Saturday, September 26, 2009

Eating & The Hours

This morning I had a cafe au lait and a banana. For lunch I had a small Caesar salad with chicken, and a low carb, whole wheat tortilla. I feel very full, almost over-full. I'm good at breakfast and lunch. It's everything after 3PM that gets me, and at the moment the clock is ticking away towards The Hours. The Hours are from 6-10:30PM. That's the time I eat the most.

I am so used to reaching for food and snacks that I don't know what else I should do with myself. One school of thought says "Replace the target food with fruits and vegetables", but another school of thought says "Overeating of food - any food - is a symptom of a different problem." Getting rid of reaching for food altogether seems like the right goal. I would like to find contentment in my life as it is. As it is, I have a great life filled with good family, love, health, a lovely home and a job many people would love.

So what's the problem?

Even though it's a job that many people would love, I'm not sure it's the right job for me. As a kid, I was always very creative. I loved art, music, poetry and I especially enjoyed writing. I should have been a writer, as evidenced by the various poems and stories I wrote as a kid. I don't really know why I didn't follow that path, except for the perhaps vulgar reason that I saw the kind of lifestyle that other paths could afford me, and the notion of relative financial freedom was more appealing than nurturing my creative side. The arts, I figured, could be a hobby I'd explore in my free time. This logic assumed that I'd have free time.

What I didn't understand was the impact that having kids has on one's available personal time. My day starts with caring for kids and helping them off to school, then it's filled with fast-paced, challenging work in an industry I'm not too passionate about anymore (but in a job I'm good at), then it ends with picking up the kids and making them a healthy dinner. And then I stare into The Hours, a three-hour abyss of caring for the kids (two kids under age four) until it's time for bed. And then, it's time for my end-of-the-day reward. I eat until I can't eat any more.

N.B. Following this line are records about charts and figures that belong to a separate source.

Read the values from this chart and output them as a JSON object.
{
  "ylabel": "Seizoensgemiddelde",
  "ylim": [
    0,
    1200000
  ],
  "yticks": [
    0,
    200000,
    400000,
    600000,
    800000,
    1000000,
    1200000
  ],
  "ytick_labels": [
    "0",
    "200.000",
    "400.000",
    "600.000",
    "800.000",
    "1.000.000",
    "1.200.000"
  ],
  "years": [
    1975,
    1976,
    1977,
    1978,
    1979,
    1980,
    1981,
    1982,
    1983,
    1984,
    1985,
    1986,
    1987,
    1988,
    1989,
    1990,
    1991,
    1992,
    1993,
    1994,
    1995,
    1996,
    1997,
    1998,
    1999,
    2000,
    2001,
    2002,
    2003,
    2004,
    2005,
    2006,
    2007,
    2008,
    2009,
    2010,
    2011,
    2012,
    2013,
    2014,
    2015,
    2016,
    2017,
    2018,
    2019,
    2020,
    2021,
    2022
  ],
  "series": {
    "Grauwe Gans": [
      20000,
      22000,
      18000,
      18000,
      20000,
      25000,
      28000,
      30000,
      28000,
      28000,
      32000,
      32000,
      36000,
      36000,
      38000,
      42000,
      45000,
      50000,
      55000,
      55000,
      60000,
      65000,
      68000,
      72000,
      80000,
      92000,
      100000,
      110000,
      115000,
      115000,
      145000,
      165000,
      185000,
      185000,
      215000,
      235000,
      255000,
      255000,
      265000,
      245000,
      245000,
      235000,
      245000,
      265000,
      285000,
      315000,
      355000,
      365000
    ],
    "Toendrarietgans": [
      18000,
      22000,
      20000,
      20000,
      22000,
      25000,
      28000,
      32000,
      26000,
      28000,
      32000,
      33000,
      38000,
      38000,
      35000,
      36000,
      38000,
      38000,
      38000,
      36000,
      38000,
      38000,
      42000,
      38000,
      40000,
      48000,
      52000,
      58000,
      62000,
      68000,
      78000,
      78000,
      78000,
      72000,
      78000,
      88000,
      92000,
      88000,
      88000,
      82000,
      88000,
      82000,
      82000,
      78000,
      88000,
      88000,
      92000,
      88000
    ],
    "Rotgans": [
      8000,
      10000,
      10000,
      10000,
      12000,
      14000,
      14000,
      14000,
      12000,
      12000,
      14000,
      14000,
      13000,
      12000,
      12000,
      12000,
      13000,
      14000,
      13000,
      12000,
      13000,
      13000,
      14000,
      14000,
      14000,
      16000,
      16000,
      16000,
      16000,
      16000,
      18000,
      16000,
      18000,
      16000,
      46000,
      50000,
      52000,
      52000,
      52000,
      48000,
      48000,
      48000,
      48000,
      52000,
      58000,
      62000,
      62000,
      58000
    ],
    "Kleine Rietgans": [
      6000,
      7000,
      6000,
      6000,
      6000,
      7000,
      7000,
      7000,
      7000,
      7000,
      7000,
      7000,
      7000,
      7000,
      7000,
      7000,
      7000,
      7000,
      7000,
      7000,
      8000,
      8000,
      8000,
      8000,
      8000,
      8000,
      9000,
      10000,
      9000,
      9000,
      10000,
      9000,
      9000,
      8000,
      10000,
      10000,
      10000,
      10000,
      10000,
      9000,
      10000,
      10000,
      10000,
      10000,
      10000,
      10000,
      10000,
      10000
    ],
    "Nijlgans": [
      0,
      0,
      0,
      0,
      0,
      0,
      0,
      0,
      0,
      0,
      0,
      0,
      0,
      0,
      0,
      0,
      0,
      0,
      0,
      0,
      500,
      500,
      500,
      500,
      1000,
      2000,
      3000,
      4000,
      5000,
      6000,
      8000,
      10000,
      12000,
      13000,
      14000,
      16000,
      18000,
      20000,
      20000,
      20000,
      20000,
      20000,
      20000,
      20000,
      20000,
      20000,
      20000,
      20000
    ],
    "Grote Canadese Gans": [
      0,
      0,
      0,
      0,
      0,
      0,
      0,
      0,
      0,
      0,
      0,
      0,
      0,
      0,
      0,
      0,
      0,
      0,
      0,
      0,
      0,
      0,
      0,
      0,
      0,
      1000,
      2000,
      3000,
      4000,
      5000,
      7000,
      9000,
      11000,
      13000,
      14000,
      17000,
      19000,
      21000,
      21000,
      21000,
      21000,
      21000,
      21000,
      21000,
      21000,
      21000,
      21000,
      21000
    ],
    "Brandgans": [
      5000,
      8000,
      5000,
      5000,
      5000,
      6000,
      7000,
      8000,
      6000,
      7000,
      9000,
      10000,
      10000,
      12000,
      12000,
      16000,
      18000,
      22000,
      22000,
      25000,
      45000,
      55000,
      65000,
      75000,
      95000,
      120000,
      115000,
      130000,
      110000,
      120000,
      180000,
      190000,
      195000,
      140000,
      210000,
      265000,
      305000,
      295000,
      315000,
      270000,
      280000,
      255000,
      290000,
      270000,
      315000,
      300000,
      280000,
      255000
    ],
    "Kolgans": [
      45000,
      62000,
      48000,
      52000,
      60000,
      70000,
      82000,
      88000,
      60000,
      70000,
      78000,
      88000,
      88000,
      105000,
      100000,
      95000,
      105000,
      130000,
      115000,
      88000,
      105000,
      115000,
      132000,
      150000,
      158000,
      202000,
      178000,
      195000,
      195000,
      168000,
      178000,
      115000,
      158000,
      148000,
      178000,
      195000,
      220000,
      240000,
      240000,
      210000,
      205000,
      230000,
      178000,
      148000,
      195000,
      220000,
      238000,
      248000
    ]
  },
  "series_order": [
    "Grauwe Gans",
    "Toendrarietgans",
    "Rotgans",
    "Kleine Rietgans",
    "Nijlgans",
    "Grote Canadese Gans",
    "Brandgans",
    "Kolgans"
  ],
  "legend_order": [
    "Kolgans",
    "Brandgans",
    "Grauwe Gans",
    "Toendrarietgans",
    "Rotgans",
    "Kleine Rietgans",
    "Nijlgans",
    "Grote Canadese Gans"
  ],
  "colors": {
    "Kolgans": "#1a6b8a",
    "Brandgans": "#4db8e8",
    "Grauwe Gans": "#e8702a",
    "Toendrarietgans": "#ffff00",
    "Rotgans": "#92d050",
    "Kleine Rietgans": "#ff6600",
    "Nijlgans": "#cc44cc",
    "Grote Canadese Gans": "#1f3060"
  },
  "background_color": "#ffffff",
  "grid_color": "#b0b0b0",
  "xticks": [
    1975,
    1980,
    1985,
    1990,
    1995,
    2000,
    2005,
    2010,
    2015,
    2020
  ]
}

A pint of ice cream, or a sleeve of Chips Ahoy equals one serving for me.

Before you imagine that I'm some kind of awful mother for referring to spending time with one's own children as "the abyss", know that I care very well for my children. I do a lot of activities with them, and I fill their lives with love and fun and diverse experiences. I'd walk through fire for them; my love for them is complete. I read parenting books and I try to incorporate what I've learned. But damn. They're irrational and emotional and caring for them in a loving way all the time is 85% just plain hard work. I want to do everything right. I want to give them a healthy foundation. You can see that we're back to the perfectionist theme again.

It seems like no one else feels this way. It seems that all the mothers I know are contented (at least more content than me), and no one complains about how hard it is to stare into The Hours with two kids under four, knowing that their future and happiness depends on a solid foundation that you might be too tired from a day's work to provide.